Immerhin ist der Arbeiterkampftag in Liechtenstein gesetzlicher Feiertag.
Allerdings müssen weder der Fürst noch der herrschende Erbprinz Alois damit rechnen, dass sie von einer klassenkämpferischen Arbeiterbewegung aus ihrer Trutzburg geschmissen werden. Mit einem Sturm auf die Liechtensteiner Bastille ist nicht zu rechnen.
Anlass genug gäbe es allerdings.
Denn wo sonst in Europa gibt es noch einen Staat, der absolutistisch wie im Mittelalter von einem Fürstenhaus beherrscht wird? In dem der Fürst – oder wenn er amtsmüde geworden ist, sein Erbe – mit unbeschränkter Macht alles bestimmen darf?

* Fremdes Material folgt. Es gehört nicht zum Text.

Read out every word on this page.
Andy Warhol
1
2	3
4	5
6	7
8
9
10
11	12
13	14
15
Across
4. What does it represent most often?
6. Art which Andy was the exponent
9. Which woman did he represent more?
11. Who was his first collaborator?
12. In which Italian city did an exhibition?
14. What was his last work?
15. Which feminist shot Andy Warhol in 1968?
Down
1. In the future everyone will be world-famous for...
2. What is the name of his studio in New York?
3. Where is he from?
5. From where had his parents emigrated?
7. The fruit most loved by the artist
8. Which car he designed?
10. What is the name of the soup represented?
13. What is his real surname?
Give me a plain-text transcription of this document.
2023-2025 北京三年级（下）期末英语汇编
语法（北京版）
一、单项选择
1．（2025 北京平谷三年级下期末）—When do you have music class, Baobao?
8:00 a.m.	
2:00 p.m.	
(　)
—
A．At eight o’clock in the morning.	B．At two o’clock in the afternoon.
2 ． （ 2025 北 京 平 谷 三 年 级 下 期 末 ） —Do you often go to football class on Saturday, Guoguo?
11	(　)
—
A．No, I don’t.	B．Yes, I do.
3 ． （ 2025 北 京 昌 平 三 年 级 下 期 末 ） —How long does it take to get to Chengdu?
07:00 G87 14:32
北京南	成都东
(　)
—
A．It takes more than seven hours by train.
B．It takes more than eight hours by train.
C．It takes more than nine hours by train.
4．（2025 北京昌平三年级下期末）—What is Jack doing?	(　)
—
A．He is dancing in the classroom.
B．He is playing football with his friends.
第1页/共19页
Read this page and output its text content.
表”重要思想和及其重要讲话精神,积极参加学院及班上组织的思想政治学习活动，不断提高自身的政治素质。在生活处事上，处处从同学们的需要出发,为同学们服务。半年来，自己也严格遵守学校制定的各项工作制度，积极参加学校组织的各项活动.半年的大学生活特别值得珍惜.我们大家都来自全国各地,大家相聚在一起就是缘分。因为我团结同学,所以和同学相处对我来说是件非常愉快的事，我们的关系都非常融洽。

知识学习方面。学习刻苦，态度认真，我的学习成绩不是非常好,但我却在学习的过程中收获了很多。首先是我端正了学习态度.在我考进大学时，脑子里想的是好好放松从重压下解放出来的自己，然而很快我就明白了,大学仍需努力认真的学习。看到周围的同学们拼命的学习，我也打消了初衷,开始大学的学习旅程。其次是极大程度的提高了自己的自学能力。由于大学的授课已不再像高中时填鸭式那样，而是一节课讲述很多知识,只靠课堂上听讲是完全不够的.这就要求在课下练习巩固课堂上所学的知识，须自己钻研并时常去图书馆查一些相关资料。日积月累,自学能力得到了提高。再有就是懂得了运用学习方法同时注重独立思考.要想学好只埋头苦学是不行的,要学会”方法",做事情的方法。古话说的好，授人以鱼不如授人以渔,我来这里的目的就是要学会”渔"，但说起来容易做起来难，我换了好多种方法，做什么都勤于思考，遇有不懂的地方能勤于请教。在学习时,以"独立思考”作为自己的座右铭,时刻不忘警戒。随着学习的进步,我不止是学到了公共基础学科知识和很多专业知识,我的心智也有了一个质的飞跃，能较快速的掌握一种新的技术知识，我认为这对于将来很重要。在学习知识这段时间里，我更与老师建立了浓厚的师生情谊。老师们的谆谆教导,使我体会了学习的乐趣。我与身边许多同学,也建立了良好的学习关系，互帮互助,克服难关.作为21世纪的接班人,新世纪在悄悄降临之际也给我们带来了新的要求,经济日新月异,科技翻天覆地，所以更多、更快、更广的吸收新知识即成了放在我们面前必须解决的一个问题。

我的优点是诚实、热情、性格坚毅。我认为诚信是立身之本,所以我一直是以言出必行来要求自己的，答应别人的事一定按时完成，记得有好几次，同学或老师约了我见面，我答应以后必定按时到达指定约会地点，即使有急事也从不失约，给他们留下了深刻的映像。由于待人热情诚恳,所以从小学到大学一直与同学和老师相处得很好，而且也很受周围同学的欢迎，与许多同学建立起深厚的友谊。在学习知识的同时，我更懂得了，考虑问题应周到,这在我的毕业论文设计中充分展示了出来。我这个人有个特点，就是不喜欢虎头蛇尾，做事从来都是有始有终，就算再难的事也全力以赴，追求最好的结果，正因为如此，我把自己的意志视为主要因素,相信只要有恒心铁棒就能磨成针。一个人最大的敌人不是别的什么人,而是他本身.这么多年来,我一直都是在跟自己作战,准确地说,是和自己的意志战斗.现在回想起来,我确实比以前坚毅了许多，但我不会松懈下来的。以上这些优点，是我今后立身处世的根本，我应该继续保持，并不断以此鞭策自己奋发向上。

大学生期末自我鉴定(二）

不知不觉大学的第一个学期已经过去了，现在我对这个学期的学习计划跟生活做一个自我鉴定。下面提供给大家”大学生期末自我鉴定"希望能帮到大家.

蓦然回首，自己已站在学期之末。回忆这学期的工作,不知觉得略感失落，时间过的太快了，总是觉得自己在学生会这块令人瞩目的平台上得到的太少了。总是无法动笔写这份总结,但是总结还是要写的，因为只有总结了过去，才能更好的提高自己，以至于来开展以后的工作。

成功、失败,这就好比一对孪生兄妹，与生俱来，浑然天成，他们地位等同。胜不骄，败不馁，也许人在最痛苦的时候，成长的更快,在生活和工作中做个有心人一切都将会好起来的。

Natürlich hält sich der Fürstenhof als Zierleisten eine Regierung, ein Parlament und Gerichte. Aber die müssen alle nach seiner Pfeife tanzen. Sonst entlässt der Fürst die Regierung, löst das Parlament auf, und dass kein Richter jemals ein Urteil fällen wird, das dem Fürsten nicht gefällt, dafür sorgt er mit seinem Stichentscheid bei der Wahl.
Wo’s langgeht, das verkündet der Fürst jeweils zur Parlamentseröffnung mit seiner Thronrede. Während aber in England der König vorlesen muss, was der jeweilige Regierungschef ihm diktiert hat, ist es in Liechtenstein umgekehrt. Da muss der Regierungschef – und auch die Regierungschefin – gut zuhören, was hier vom Thron herab verkündet wird. Denn genau das muss dann ausgeführt werden.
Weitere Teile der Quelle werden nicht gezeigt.